Revenons à la liberté comme pièce maîtresse pour que fonctionne la démocratie ! Celle-ci distille dans les mauvais esprits qu’ils peuvent tout se permettre, avec cette folie des libertins qu’« il est interdit d’interdire ». Il n’existe nulle part, la liberté de dire ou de faire n’importe quoi. Cette imagination rendrait caduque la volonté de la société  humaine, consensuelle et  continuelle de se doter de lois, de se dresser des limites contre elle-même. Sauf bien entendu, cette liberté d’indifférence qui habite l’enfant qui mord le sein qui le nourrit ; une sorte de libre arbitre. Il en est autrement pour ceux qui réfléchissent mieux que ce dernier. Car, ils  disposent du choix de bien agir ou de ne pas bien agir par rapport à l’ordre établi. Ils seront sanctifiés ou punis. Il ne leur est pas  donné la latitude de légitimer les actes qu’ils posent ; inclus ou exclus du carde de vie et des relations. La loi le fera à leur place.

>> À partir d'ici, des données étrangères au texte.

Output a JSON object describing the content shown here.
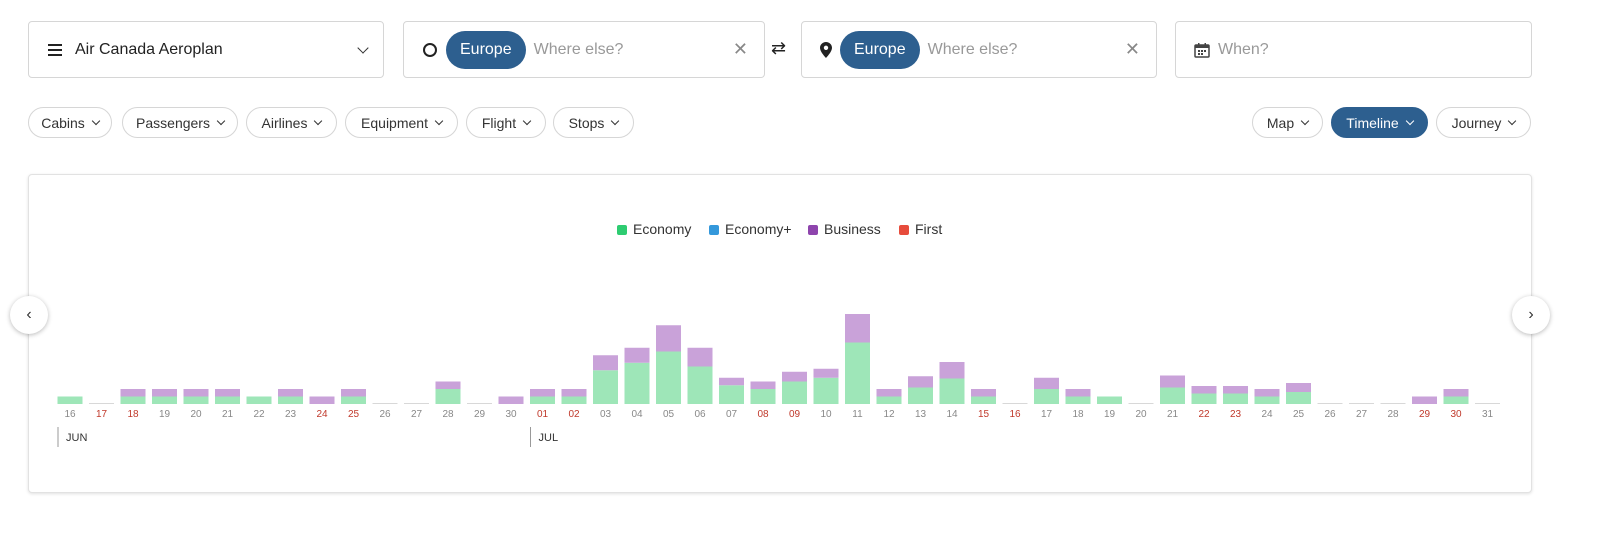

Il n’est point besoin d’une forte intelligence pour comprendre que la déliquescence, en dehors de ces conditions, s’installera en lieu et place de l’ordre établi voire de la civilisation. C’est ainsi que l’on s’habitue à passer par la fenêtre par « nécessité » lorsque la porte est grande ouverte et continuer de penser que c’est une normalité. C’est une sorte de désensibilisation dont beaucoup ne sont pas bien conscients : normaliser ce qui ne l’est pas. C’est comme traiter le Président de la République de diseur de balivernes. C’est comme qualifier celui qui est à la fois, le Chef  de la Magistrature suprême et le Chef suprême de la Magistrature de… « gougnafier ». C’est aussi et malheureusement, comme reconnaître indifféremment qu’un juge acquitte facilement  un accusé poursuivi pour insultes offensantes au Président de la République et au Premier ministre puis, en condamne sévèrement un autre, pour le délit d’outrage à magistrat. Au-delà de la subjectivité corporatiste (tous les deux délits étant prévus et encadrés par la loi), c’est aussi une forme de déliquescence.

Or voici, semble-t-il, que l’on n’arrive pas à tropicaliser ces concepts venus d’ailleurs (Liberté, Démocratie etc.) et à les intérioriser pour en avoir une compréhension qui est nôtre ! Des élections se sont déroulées dans les règles et dans les conditions que nous nous sommes choisies. Tout le monde les a acceptées et reconnues, les vainqueurs comme les vaincus. Pourquoi donc devrions-nous concevoir parallèlement une liberté qui devrait permettre à ces derniers (derniers au propre comme au figuré), de continuer dans la défiance et la contestation du pouvoir de la majorité issu des urnes ? Pourquoi devrait-on raffistoler nos lois de sorte qu’elles ne punissent plus ceux qui dévoient, rien que par le tintamarre de ceux qui n’ont rien à faire, mauvais perdants de surcroît ? La liberté de dévoyer n’est-elle pas sanctionnée par celle de sévir avec le devoir légal de le faire, dans tous les pays civilisés ?

Porter atteinte à l’honneur d’autrui ne constitue et ne peut constituer un acquis de liberté. L’honorabilité des autorités que nous avons portées au pouvoir n’est pas monnayable par le « libertinage intellectuel » de certains prétentieux, y compris ceux-là qui veulent porter le monopole de la vertu. Autant la liberté de s’opposer ne peut être compromise, autant elle ne peut s’exercer en marge de la loi. Elle ne s’apparente pas non plus aux habitudes et caractéristiques de la pie bavarde. Les opposants ainsi habitués et caractérisés vont  piailler, voire installer volontairement une nuisance sonore inopportune et inappropriée. Ils pinaillent aussi, parce que ceux dont ils dénoncent la façon de gouverner ont le mandat du Peuple pour ainsi le faire. Et puis, quoi encore ?

Le stratagème pourrait être pour eux de choisir de remplir les prisons de par leurs propres turpitudes pour que du dehors, maîtres chanteurs et thuriféraires s’imaginent se dresser contre des lois liberticides. C’est une imagination. Elle est et elle reste chimérique. La volonté de la loi sera faite.

Enfin, dans une culture profondément soucieuse des bienséances, dont le respect des anciens et celui de l’Autorité quelle que soit la personne qui l’incarne, la liberté ne permet que d’être honni et puni lorsque qu’on enfreint ces lisières traditionnelles.

Les faire-valoir continueront leur besogne, les lois aussi.